The new valuation criteria set by Moody’s put California’s financial situation in a much bleaker light.
(June 13, 2013) - California's unfunded pension liabilities for all state and local governments combined is roughly $329 billion, according to Moody's new actuarial method—nearly double the original estimate of $128 billion.
The adjustment is based on a 13-year duration estimate for all plans. Each plan's actuarial accrued liability (AAL) is projected for 13 years at the plans reported discount rate. Moody's then discounts these liabilities at the high-grade long-term corporate bond rate of 5.5%, which it deems less risky than the standard 7.5%. The calculation results in an increase in AAL of roughly 13% for each one percentage point difference between 5.5% and the plan's discount rate.
By Moody's new calculations, using the 5.5% discount rate, Californian public pension plans, in aggregate, are only 64% funded, not 82%.
Employee retiree costs to date have been vastly underreported to taxpayers, according to Moody's. Governmental Accounting Standards Board (GASB) has established new rules to help prevent misreporting, and with the changes, new estimates put California's unfunded liabilities at nearly double the previous estimate.

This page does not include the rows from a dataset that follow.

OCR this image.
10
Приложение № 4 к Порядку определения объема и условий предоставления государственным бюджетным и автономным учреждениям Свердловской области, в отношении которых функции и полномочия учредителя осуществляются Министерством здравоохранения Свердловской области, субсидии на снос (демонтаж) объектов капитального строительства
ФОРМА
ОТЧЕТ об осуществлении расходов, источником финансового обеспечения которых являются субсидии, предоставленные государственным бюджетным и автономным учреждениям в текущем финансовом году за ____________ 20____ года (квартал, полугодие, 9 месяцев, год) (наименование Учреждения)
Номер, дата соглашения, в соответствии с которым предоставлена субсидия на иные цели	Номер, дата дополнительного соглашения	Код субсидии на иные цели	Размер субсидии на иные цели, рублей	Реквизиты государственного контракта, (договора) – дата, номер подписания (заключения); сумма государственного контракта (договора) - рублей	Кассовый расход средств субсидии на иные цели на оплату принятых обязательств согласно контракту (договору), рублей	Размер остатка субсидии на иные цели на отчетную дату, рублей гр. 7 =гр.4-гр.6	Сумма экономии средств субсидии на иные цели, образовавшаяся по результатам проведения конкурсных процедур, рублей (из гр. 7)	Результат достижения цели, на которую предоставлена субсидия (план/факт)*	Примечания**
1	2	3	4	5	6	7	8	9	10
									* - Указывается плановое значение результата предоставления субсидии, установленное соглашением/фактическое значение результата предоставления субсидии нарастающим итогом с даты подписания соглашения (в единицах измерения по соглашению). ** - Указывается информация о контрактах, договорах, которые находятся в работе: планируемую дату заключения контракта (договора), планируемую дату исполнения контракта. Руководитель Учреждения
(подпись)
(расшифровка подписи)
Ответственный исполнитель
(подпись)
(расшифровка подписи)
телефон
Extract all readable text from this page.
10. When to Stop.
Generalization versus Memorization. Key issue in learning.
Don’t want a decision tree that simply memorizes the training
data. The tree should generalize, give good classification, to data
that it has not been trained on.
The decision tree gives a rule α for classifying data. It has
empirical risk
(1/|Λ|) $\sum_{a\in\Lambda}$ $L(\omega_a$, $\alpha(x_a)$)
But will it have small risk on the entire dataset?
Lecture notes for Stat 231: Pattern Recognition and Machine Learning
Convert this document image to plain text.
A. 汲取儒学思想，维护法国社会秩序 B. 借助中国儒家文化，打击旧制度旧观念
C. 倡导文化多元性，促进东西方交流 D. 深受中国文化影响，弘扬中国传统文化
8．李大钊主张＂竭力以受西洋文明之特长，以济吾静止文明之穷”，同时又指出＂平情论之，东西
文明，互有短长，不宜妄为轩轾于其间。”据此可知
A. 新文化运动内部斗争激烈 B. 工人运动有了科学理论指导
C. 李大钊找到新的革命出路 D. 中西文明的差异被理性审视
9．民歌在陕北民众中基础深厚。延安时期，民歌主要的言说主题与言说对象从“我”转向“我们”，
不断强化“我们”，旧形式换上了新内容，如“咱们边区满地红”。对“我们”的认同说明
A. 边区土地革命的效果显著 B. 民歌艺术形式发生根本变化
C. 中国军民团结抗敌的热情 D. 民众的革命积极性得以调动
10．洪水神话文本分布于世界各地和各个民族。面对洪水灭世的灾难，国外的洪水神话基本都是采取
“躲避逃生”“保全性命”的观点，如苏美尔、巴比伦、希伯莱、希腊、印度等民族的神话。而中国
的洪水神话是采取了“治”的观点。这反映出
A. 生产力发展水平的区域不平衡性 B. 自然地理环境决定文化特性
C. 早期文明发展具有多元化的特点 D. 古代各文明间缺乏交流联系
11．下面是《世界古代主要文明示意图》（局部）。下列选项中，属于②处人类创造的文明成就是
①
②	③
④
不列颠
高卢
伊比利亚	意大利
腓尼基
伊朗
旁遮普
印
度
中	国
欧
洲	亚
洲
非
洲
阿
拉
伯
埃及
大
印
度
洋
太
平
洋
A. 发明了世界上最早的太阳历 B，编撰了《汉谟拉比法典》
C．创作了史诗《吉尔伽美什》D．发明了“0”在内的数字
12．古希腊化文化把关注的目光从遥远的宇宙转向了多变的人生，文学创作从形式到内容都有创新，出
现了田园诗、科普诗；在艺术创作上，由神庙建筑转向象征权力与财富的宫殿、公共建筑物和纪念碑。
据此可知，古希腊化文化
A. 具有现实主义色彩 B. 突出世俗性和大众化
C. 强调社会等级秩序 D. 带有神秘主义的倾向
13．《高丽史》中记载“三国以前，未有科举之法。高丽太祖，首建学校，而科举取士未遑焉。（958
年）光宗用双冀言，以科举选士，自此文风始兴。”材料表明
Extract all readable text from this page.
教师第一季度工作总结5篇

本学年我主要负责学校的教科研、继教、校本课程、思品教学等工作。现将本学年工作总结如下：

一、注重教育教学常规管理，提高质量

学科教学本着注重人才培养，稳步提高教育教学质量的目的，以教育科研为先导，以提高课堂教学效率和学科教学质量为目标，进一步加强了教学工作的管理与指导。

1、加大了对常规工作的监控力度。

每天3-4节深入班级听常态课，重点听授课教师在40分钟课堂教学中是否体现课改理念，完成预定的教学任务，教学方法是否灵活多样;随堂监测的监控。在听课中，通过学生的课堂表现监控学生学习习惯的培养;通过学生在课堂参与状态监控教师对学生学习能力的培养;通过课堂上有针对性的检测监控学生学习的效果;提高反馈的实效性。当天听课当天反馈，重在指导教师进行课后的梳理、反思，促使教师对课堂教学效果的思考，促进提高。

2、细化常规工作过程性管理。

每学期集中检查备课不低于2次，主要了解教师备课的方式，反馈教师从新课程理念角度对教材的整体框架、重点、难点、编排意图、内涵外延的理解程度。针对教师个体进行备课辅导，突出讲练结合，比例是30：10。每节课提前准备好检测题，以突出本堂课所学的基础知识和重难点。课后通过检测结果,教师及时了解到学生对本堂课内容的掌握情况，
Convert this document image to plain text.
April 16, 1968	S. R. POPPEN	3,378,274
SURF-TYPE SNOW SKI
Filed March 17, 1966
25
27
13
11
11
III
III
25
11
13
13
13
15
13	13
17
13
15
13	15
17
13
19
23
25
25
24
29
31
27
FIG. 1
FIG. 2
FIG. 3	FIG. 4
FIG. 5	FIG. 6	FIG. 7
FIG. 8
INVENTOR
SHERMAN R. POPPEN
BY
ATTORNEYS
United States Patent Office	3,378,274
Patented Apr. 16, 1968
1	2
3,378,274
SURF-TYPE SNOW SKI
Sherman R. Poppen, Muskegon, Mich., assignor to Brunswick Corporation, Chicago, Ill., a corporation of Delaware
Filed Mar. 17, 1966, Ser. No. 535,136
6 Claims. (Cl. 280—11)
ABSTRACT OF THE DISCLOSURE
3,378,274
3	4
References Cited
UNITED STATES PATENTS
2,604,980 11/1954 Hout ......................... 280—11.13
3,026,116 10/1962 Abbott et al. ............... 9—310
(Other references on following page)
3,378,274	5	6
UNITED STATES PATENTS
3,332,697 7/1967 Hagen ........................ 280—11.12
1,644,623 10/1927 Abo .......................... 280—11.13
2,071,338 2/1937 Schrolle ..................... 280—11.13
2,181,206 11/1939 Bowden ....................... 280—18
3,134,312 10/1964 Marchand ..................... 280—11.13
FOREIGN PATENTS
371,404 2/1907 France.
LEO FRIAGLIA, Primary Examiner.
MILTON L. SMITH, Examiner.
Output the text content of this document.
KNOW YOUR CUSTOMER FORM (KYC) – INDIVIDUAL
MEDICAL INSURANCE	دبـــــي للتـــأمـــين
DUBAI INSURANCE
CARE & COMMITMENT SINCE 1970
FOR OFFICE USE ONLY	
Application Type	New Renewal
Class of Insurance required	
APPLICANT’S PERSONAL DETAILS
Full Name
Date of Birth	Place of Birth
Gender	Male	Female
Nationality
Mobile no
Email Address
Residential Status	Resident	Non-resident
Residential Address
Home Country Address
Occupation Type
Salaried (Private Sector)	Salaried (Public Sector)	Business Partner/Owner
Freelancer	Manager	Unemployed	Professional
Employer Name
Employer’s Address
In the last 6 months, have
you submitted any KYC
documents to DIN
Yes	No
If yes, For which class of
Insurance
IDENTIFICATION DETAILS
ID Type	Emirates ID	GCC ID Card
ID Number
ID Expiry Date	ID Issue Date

Moody's has placed 30 Californian cities on the watch list for a possible credit downgrade, while the state itself has the second lowest credit rating in the nation behind Illinois.
GASB's new rules will require state and local governments to report funded status according to lower expected rates of returns on assets. However, it is largely up to state and local governments to address how these plans can be better funded.
Last year, California Governor Jerry Brown signed a bill that will save between $43 billion and $56 billion in pension pay outs over the next three decades, according to estimates by the state's public retirement system.
GASB's new rules and Moody's new criteria are a step in the right direction, but most US pension systems are seen as more funded than they are, according to Andrew Biggs, pension expert resident scholar at the American Enterprise Institute.
When asked whether the new criteria's would change contributions or the governance of a fund, he said the markets will cause the change when governments see their borrowing rates multiply because of the insolvency of their pension funds.
"The funds are like airplanes," he said. "They were flying at 20,000 feet before the most recent financial crisis, when they lost 10,000 feet. While they have regained some altitude, they are still operating as if they will gain 8% or 9% annually in the long term. If we have another fall in markets, the pension plane will surely crash."